Service optional

After yet another soul-destroying fight with a large corporate entity I realized that, almost without fail, large corporations are unable to render anything close to resembling customer service on a consistent basis.

Although speaking from a South African perspective, I have been regaled with many tales from friends and family in the States and Brittain of downright despicable service. And it’s not that these companies are always terrible, no, sometimes you get great service. It’s this inconsistency that infuriates.

Companies need to realise that their positions of power are being eroded due to widespread consumer activism on social media, review platforms and functionality such as on Yelp and, in extreme circumstances, real-world installations. Furthermore, governments are catching on to this trend and in South Africa we now have legislation such as CPA and POPI that endeavors to protect consumers from corporate abuse.

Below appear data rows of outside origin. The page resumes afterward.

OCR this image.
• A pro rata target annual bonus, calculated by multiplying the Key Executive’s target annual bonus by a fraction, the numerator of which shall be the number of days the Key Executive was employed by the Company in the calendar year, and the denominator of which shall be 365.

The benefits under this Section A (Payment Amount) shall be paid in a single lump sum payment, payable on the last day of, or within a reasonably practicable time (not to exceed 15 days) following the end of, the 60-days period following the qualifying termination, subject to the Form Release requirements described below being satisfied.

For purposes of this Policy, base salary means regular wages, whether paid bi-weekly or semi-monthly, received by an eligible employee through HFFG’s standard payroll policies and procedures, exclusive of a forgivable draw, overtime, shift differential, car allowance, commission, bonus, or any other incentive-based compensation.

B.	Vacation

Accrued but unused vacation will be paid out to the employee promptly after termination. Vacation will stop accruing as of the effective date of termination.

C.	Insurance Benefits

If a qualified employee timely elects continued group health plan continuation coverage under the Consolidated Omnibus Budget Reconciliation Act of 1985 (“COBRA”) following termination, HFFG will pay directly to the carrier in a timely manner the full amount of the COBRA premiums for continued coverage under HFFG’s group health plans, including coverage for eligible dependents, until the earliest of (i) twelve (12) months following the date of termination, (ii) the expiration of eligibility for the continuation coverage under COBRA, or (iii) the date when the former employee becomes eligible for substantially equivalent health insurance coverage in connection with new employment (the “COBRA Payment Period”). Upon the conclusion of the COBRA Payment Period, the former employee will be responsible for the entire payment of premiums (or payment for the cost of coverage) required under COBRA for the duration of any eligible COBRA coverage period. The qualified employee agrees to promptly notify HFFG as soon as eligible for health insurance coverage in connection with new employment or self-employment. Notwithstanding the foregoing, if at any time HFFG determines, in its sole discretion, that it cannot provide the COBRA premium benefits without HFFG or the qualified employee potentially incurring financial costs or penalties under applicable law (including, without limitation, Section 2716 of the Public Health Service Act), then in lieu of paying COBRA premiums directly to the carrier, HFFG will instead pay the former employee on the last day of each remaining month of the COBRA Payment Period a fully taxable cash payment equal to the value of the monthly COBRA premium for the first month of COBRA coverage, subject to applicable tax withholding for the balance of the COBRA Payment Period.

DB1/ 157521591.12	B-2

Based on my experiences over the past few months, here’s my own list of do’s and don’ts of customer service (check out this list of places I recommend and avoid):

  • if you run a call center, make sure your agents are able to access the breadth of your companies’ systems so they are empowered to resolve all queries. Sending a customer from pillar to post to talk to 13 different people in an effort to resolve an issue highlights your businesses’ failings, system inadequacies and leadership incompetence.
  • don’t shield senior staff from customers. The CEO probably shouldn’t be fielding complaints from customers all day long, but when front line staff are unable to resolve an issue, there needs to be an escalation policy so that senior staff can, in a structured way, become aware of complaints and make decisions to assist the customer.
  • if you require upfront payment for services or products, make sure you can deliver. Nothing creates more doubt and frustration than having to pay upfront for a service or product only for the company to not fulfill its obligation and then having to fight to get your money back or force delivery. Once a date has been communicated, stick to it, only in extreme circumstances should you renegotiate a date of delivery and in these cases there needs to be constant and clear communication with the customer.
  • if you made a mistake, don’t just fix the mistake, go beyond expectations and overcompensate. The customer is already upset, placing them back in the position they were does not make up for the mistake, they need to be compensated above and beyond to earn back trust. Never ever hide the fact you made a mistake, this will make the situation worse and could lead to costly legal proceedings, loss of income and trust.
  • the companies’ internal systems and processes are not the concern of the customer. When a complaint arises, don’t hide behind internal restrictions and structures. The customer is not aware of nor interested in how you run your business, they are interested in how to fix the problem. Saying to the customer you can’t assist them because the responsibility lies with another department or the software system does not allow for the specific remedy only leads to frustration. The company needs to identify ways to ensure the compensation or remedy process is flexible and reasonable.
  • once a complaint has been lodged and a remedy been agreed upon with timelines, stick to the timelines. If, due to unforeseen circumstances there will be a delay, communicate regularly with the customer. Do not expect or force the customers’ hand to contact you, each phone call or visit from the customer will increase the levels of frustration and anger and further delay the process of resolving the issue.
  • when, after a protracted period where a customers’ complaint couldn’t be resolved and, the customer then wants to no longer do business with your company, don’t exact harsh penalties to cover the cost of the exit. That further embitters the customer and the customer will use any opportunity to dissuade friends and family from doing business with you.

In the end, it comes down to centering your business around you customer. Make it is as easy as possible for individuals to do business with you before the sale, during the sale and afterwards. Post-sale service is the most important part of the transaction and can make or break your relationship with your customers.